Tier 4 was a bombshell. “Christmas is usually quite a busy time for most pet care companies. Tier 4 was a bit of a disappointment,” she says.
Changes to restrictions means rethinking and replanning, and the Christmas period ended up being “slow” for Panthera Pets. It was a similar story for Made By Adele: “I had quite a few people either cancelling their orders or downsizing,” Hing says.
This insecurity is a common theme, with business confidence plummeting to an all-time low in 2020.
The extension of government support schemes offers no security blanket to new entrepreneurs. Grassroots organisation ExcludedUK has concluded that more than three million UK taxpayers are excluded from receiving government support, including individuals who set up businesses after April 6 2019.
Gaps in support, ever-changing restrictions, and the return to normality still months out of reach equates to a particularly grim landscape for new and small companies to navigate. Last month, the Federation of Small Businesses (FSB) released its latest study, estimating that 250,000 small businesses could close within the next year – the highest figure in the study’s ten-year history.
Mike Cherry, chairman of the FSB, wants to see firmer action from the government: “The development of business support measures has not kept pace with intensifying restrictions. As a result, we risk losing hundreds of thousands of great, ultimately viable small businesses this year at huge cost to local communities and individual livelihoods,” he says.
Both Jonkler and Hing are mournful, reflecting on how the industries they have dedicated their lives to have been brought to their knees.
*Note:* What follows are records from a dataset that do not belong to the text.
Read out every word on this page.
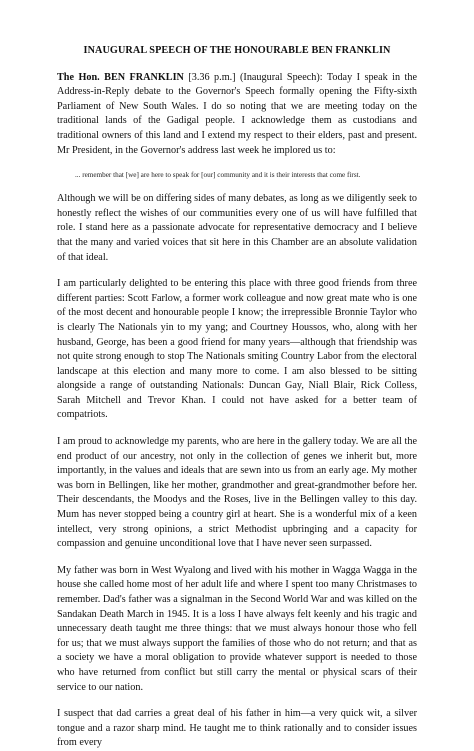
INAUGURAL SPEECH OF THE HONOURABLE BEN FRANKLIN

The Hon. BEN FRANKLIN [3.36 p.m.] (Inaugural Speech): Today I speak in the Address-in-Reply debate to the Governor's Speech formally opening the Fifty-sixth Parliament of New South Wales. I do so noting that we are meeting today on the traditional lands of the Gadigal people. I acknowledge them as custodians and traditional owners of this land and I extend my respect to their elders, past and present. Mr President, in the Governor's address last week he implored us to:

... remember that [we] are here to speak for [our] community and it is their interests that come first.

Although we will be on differing sides of many debates, as long as we diligently seek to honestly reflect the wishes of our communities every one of us will have fulfilled that role. I stand here as a passionate advocate for representative democracy and I believe that the many and varied voices that sit here in this Chamber are an absolute validation of that ideal.

I am particularly delighted to be entering this place with three good friends from three different parties: Scott Farlow, a former work colleague and now great mate who is one of the most decent and honourable people I know; the irrepressible Bronnie Taylor who is clearly The Nationals yin to my yang; and Courtney Houssos, who, along with her husband, George, has been a good friend for many years—although that friendship was not quite strong enough to stop The Nationals smiting Country Labor from the electoral landscape at this election and many more to come. I am also blessed to be sitting alongside a range of outstanding Nationals: Duncan Gay, Niall Blair, Rick Colless, Sarah Mitchell and Trevor Khan. I could not have asked for a better team of compatriots.

I am proud to acknowledge my parents, who are here in the gallery today. We are all the end product of our ancestry, not only in the collection of genes we inherit but, more importantly, in the values and ideals that are sewn into us from an early age. My mother was born in Bellingen, like her mother, grandmother and great-grandmother before her. Their descendants, the Moodys and the Roses, live in the Bellingen valley to this day. Mum has never stopped being a country girl at heart. She is a wonderful mix of a keen intellect, very strong opinions, a strict Methodist upbringing and a capacity for compassion and genuine unconditional love that I have never seen surpassed.

My father was born in West Wyalong and lived with his mother in Wagga Wagga in the house she called home most of her adult life and where I spent too many Christmases to remember. Dad's father was a signalman in the Second World War and was killed on the Sandakan Death March in 1945. It is a loss I have always felt keenly and his tragic and unnecessary death taught me three things: that we must always honour those who fell for us; that we must always support the families of those who do not return; and that as a society we have a moral obligation to provide whatever support is needed to those who have returned from conflict but still carry the mental or physical scars of their service to our nation.

I suspect that dad carries a great deal of his father in him—a very quick wit, a silver tongue and a razor sharp mind. He taught me to think rationally and to consider issues from every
“I don’t know of another industry that has been impacted more severely than events,” Jonkler says. He believes it could take up to five years before the events industry makes a full recovery. “We do have a feeling in the industry of being left out to dry.”
Hing has seen many of her favourite restaurants close for good. “It is so devastating when you worked in the food industry for your whole life and you just see it literally crumbing,” she says. “It’s just so sad because food has been my life.”
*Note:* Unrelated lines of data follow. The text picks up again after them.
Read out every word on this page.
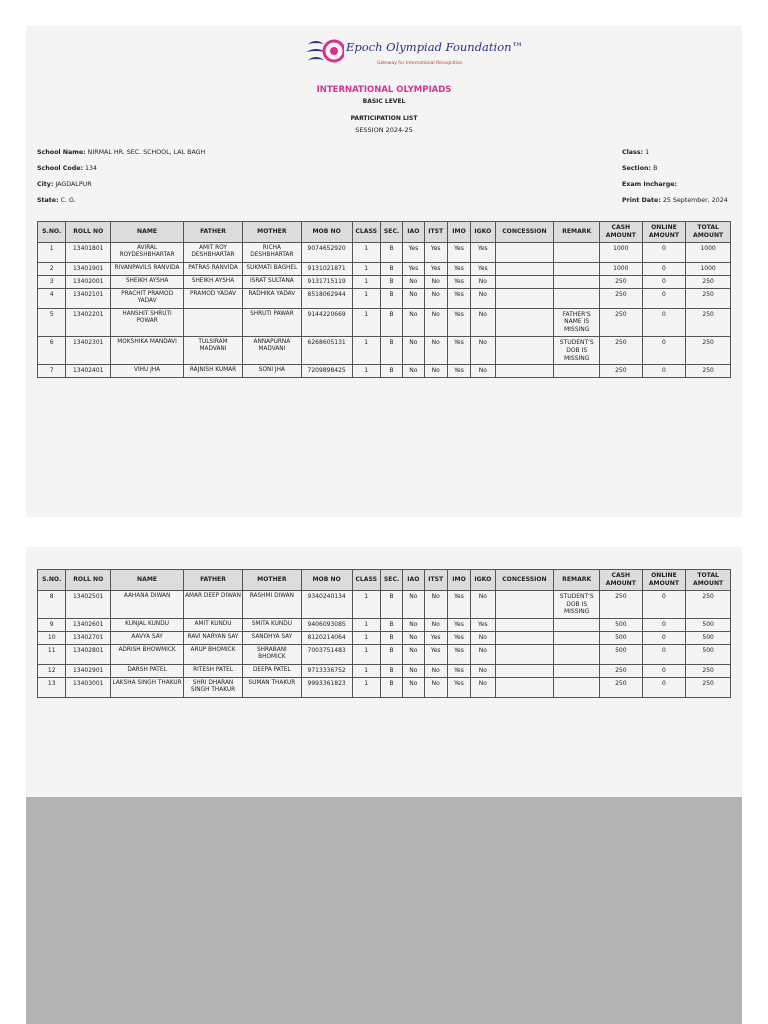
Epoch Olympiad Foundation™
Gateway for International Recognition
INTERNATIONAL OLYMPIADS
BASIC LEVEL
PARTICIPATION LIST
SESSION 2024-25
School Name: NIRMAL HR. SEC. SCHOOL, LAL BAGH
School Code: 134
City: JAGDALPUR
State: C. G.
Class: 1
Section: B
Exam Incharge:
Print Date: 25 September, 2024
S.NO.	ROLL NO	NAME	FATHER	MOTHER	MOB NO	CLASS	SEC.	IAO	ITST	IMO	IGKO	CONCESSION	REMARK	CASH AMOUNT	ONLINE AMOUNT	TOTAL AMOUNT
1	13401801	AVIRAL ROYDESHBHARTAR	AMIT ROY DESHBHARTAR	RICHA DESHBHARTAR	9074652920	1	B	Yes	Yes	Yes	Yes			1000	0	1000
2	13401901	RIVANPAVILS RANVIDA	PATRAS RANVIDA	SUKMATI BAGHEL	9131021871	1	B	Yes	Yes	Yes	Yes			1000	0	1000
3	13402001	SHEIKH AYSHA	SHEIKH AYSHA	ISRAT SULTANA	9131715119	1	B	No	No	Yes	No			250	0	250
4	13402101	PRACHIT PRAMOD YADAV	PRAMOD YADAV	RADHIKA YADAV	8518062944	1	B	No	No	Yes	No			250	0	250
5	13402201	HANSHIT SHRUTI POWAR		SHRUTI PAWAR	9144220669	1	B	No	No	Yes	No		FATHER'S NAME IS MISSING	250	0	250
6	13402301	MOKSHIKA MANDAVI	TULSIRAM MADVANI	ANNAPURNA MADVANI	6268605131	1	B	No	No	Yes	No		STUDENT'S DOB IS MISSING	250	0	250
7	13402401	VIHU JHA	RAJNISH KUMAR	SONI JHA	7209898425	1	B	No	No	Yes	No			250	0	250
S.NO.	ROLL NO	NAME	FATHER	MOTHER	MOB NO	CLASS	SEC.	IAO	ITST	IMO	IGKO	CONCESSION	REMARK	CASH AMOUNT	ONLINE AMOUNT	TOTAL AMOUNT
8	13402501	AAHANA DIWAN	AMAR DEEP DIWAN	RASHMI DIWAN	9340240134	1	B	No	No	Yes	No		STUDENT'S DOB IS MISSING	250	0	250
9	13402601	KUNJAL KUNDU	AMIT KUNDU	SMITA KUNDU	9406093085	1	B	No	No	Yes	Yes			500	0	500
10	13402701	AAVYA SAY	RAVI NARYAN SAY	SANDHYA SAY	8120214064	1	B	No	Yes	Yes	No			500	0	500
11	13402801	ADRISH BHOWMICK	ARUP BHOMICK	SHRABANI BHOMICK	7003751483	1	B	No	Yes	Yes	No			500	0	500
12	13402901	DARSH PATEL	RITESH PATEL	DEEPA PATEL	9713336752	1	B	No	No	Yes	No			250	0	250
13	13403001	LAKSHA SINGH THAKUR	SHRI DHARAN SINGH THAKUR	SUMAN THAKUR	9993361823	1	B	No	No	Yes	No			250	0	250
“You try and see a silver lining with every cloud”
The vaccine rollout brings hope on the horizon, but new business owners will remain strapped into the emotional rollercoaster for a while yet. Regardless, they are trying to see the sun through the clouds, and their hope for more prosperous times is unwavering.
Hing is excited. “I’m at the moment where I think that actually this is definitely a viable business,” she says, considering the prospect of working days spent taste testing chocolate cake. “I’ve done it now – I can’t go back!”
During her quiet periods, Camoin focused on training courses and learning how to market Panthera Pets, setting up a website and social media accounts. “It wasn’t all doom and gloom. I think I felt more hopeful,” she says. “I definitely think there is hope for small businesses.”
For Jonkler, the hope is to one day see the London Event Productions diary full again, to see people packed in rooms together, laughing and toasting glasses, without a mask in sight.
“You try and see a silver lining with every cloud,” he says. There are a few events on his books for 2022 and enquiries are cropping up here and there. As soon as the industry is back on its feet, he will be ready to “jump straight back into the fray”.
But for now, you can catch him and House Helpers in his “rickety old van”, second-hand cleaning kit in tow, ready to scrub the roofs and windows of Kingston.
“House Helpers has kept us distracted, it’s given us a focus, it’s given us goals to work towards,” he says.
“After all the lockdown malarkey, overall, it’s been a good thing.”